As the House and Senate took the day off with no resolution to their budget impasse in sight, many employees whose salaries would not be paid under a shutdown were upset at Congress for threatening their financial stability, trapping them in the middle of its political dysfunction, and making a mockery of their pride in public service.
"I try not to watch the news that much, because it can make you really angry," said maintenance worker Bobby Dillard of Upper Marlboro, Md. He and a colleague, brooms in hand, were standing near a second-floor restroom at the National Air and Space Museum.
His colleague, Valerie Dyson, said she had enough savings to manage for two or three weeks. "I just pray," Dyson said.
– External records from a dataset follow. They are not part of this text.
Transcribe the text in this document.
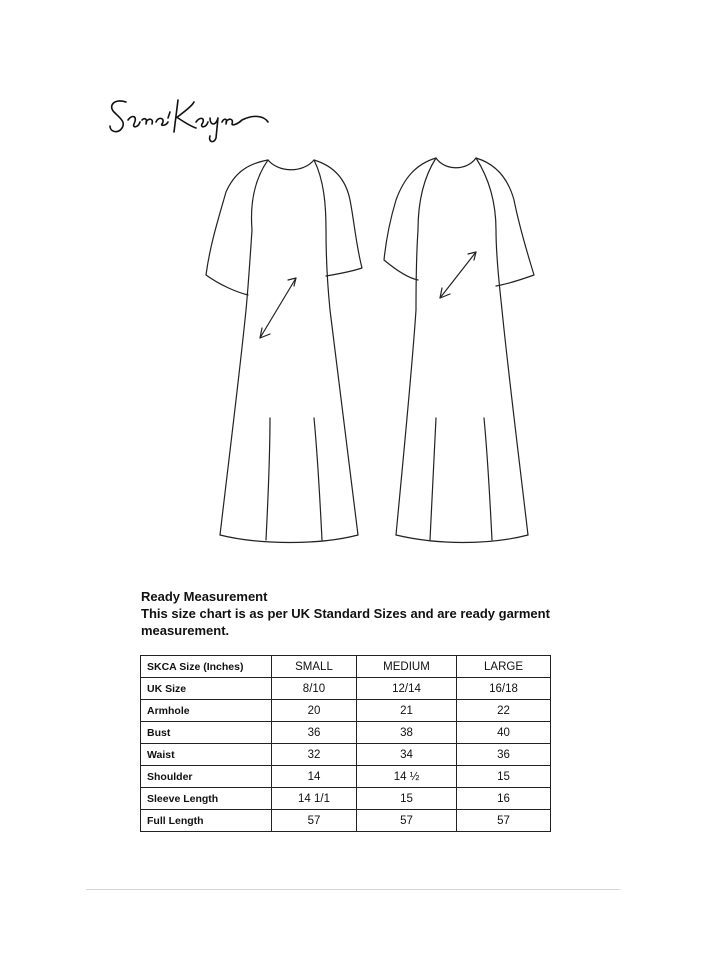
Ready Measurement
This size chart is as per UK Standard Sizes and are ready garment
measurement.
SKCA Size (Inches)	SMALL	MEDIUM	LARGE
UK Size	8/10	12/14	16/18
Armhole	20	21	22
Bust	36	38	40
Waist	32	34	36
Shoulder	14	14 ½	15
Sleeve Length	14 1/1	15	16
Full Length	57	57	57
Bernard Gallagher, a longtime Smithsonian employee, spent Sunday visiting Leonardo da Vinci's Codex on the Flight of Birds, the 1505 document showing the artist's interest in human flight. "Because it's temporary, and what if?" he said, adding that the exhibit would close Oct. 22 and a shutdown could mean missing it.
At 58, Gallagher is planning to retire soon. He worries that if Congress does not vote to give him back pay for the days he might not be working, his pension could be a little less when it's calculated.
Many federal workers said privately that they wanted to express their opinions but were ordered to refer questions to their public affairs offices.
"We aren't [NSA leaker] Edward Snowden here. We just want to explain how this impacts ordinary Americans," said one zoo employee who asked to remain anonymous.
Supervisors referred all questions to the Office of Management and Budget.
Steven Posner, an OMB spokesman, said there was no gag order. But as a way of explaining how the workforce felt he referred a reporter to President Obama's statement Friday addressing the economic and emotional effects of a shutdown.
Gripper, the electrician, said that government work was once synonymous with job security. "But something's gone really wrong when I have to think about selling off items just to maintain my life."